So I had played like three seconds of Popeye on a home computer (guessing the C64) at a distant relative’s house and had two Game & Watches (Life Boat and a non-Nintendo space shooter, both of which I loved), but the first real video game I really played was Duck Tales.
Loved it, amazing game, kind of sad to start with one of the best games of all time since it was all downhill from there, but point of the story is that I play a couple of levels, get to Transylvania, start talking to Webby, and… I have no idea how to move forward. I was stuck on the same screen for an hour.
Because I didn’t know to press A to continue the dialogue.
I must’ve accidentally hit A without realizing it because I was stuck again the next time, a li’l bit shorter since that time I did figure it out.

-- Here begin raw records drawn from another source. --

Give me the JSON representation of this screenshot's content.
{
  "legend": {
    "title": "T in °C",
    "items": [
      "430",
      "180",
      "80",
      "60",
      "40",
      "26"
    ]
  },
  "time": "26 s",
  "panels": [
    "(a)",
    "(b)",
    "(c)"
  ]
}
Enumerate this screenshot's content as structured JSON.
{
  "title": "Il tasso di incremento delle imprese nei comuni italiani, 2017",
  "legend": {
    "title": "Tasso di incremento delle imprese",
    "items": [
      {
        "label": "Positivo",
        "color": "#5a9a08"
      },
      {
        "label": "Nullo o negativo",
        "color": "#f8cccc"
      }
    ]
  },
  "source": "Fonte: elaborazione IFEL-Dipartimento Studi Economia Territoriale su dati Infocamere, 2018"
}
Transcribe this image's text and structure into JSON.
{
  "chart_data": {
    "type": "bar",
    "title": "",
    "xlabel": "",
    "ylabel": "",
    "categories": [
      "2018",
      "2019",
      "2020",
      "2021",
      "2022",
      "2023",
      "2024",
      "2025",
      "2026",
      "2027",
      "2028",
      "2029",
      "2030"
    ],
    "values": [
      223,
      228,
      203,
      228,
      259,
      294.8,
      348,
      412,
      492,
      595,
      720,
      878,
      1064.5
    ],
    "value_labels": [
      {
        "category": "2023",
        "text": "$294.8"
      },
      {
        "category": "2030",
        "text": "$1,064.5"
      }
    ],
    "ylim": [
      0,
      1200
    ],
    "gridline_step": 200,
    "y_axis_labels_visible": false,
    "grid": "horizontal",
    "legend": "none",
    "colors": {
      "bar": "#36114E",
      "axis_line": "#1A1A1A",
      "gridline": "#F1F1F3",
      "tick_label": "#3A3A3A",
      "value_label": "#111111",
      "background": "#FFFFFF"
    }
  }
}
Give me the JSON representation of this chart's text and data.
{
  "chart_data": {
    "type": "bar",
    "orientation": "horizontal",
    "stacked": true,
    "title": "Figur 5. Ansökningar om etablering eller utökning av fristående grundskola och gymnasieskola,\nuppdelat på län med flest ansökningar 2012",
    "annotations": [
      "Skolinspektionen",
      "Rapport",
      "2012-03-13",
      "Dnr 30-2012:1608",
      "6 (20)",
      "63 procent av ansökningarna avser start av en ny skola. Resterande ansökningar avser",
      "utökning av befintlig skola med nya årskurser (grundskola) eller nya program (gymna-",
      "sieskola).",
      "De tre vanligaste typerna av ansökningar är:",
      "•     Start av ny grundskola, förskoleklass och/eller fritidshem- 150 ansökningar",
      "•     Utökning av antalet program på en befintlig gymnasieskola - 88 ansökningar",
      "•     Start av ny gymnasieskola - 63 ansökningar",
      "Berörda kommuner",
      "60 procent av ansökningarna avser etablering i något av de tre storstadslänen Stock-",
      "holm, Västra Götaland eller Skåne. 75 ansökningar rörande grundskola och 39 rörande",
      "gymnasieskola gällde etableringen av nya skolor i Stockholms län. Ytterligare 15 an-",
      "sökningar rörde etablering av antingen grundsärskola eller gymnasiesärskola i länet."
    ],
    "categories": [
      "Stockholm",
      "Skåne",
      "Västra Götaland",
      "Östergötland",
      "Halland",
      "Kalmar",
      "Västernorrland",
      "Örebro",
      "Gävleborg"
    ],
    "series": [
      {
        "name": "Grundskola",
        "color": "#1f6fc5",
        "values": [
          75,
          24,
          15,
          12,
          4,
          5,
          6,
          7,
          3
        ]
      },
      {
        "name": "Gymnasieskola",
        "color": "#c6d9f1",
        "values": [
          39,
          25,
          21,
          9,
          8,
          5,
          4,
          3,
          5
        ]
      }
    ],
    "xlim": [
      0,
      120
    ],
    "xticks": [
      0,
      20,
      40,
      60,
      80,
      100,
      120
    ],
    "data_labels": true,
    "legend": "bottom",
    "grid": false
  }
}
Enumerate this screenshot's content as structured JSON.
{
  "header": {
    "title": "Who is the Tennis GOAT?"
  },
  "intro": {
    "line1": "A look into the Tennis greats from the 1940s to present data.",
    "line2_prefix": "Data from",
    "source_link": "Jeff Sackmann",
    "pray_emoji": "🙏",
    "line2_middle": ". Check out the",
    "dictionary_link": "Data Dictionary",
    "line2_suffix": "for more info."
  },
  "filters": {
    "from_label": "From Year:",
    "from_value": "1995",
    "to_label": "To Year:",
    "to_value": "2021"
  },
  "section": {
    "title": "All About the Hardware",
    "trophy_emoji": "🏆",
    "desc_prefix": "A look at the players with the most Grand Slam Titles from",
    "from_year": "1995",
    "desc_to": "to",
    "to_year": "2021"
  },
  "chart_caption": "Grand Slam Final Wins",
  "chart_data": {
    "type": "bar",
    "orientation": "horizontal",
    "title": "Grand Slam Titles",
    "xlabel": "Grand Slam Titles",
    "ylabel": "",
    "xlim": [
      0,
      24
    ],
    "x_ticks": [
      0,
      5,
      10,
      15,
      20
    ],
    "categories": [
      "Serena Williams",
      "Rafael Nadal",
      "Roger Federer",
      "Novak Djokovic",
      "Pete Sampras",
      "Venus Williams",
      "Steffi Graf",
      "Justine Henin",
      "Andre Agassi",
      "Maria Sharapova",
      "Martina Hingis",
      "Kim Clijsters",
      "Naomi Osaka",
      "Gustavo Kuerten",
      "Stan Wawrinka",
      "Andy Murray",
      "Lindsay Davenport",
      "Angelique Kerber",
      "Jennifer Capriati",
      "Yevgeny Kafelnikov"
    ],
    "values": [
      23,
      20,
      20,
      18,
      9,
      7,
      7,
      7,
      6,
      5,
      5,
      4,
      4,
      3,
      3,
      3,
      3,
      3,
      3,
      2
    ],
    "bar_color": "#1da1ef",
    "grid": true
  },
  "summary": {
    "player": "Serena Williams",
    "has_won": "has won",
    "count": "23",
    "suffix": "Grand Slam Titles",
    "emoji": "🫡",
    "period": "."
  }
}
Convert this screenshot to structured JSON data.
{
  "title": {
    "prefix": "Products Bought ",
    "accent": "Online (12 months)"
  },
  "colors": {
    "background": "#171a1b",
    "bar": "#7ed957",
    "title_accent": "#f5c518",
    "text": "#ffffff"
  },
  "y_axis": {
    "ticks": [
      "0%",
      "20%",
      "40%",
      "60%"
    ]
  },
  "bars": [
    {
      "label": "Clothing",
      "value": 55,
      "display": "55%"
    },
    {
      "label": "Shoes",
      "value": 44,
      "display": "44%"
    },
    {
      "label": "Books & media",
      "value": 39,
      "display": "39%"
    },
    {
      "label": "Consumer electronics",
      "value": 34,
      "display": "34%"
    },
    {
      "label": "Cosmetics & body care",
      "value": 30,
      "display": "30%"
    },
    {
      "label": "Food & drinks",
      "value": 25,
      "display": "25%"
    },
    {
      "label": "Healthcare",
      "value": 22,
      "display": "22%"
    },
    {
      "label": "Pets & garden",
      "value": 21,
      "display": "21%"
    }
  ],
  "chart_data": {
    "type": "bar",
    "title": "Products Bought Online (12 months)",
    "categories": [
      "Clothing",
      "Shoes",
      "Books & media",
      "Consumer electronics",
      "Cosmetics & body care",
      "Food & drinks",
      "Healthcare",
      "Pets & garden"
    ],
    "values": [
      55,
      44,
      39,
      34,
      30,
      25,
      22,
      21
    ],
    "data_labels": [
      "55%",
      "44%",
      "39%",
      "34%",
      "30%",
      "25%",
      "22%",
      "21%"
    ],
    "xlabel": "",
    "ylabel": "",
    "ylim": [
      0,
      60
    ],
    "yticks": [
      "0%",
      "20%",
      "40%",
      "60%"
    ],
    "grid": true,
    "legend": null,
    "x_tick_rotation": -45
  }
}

That was winter of 90/91. Today, 32 years later I was playing OlliOlli World and first it took me a while to realize that once I’m done with making my character, I need to back out all the way using the B button (the actual making of the character was a li’l bit tricky, too; it says that A “selects” which I at first thought meant confirms that choice. “I don’t wanna confirm this dorky beanie, aren’t there any hijabs?”—and then, some select screens with sub-areas (like selecting your start runs for example) needed one more A to start selecting than the highlighting seemed to indicate, and throughout, “B” for backing out also means confirm).
Then after the first level the visual cues seem to indicate that A would restart the same boring push-five-times tutorial but nope. This time it’s A that’s moving forward. I remember that the original OlliOlli game, which I completed, also had misclick-prone UI with some unintuitive menu flows.
Conclusion: UX does matter in game dev. We want the game part to be challenging but we also want the systems around the game to lead us into that fun part of game.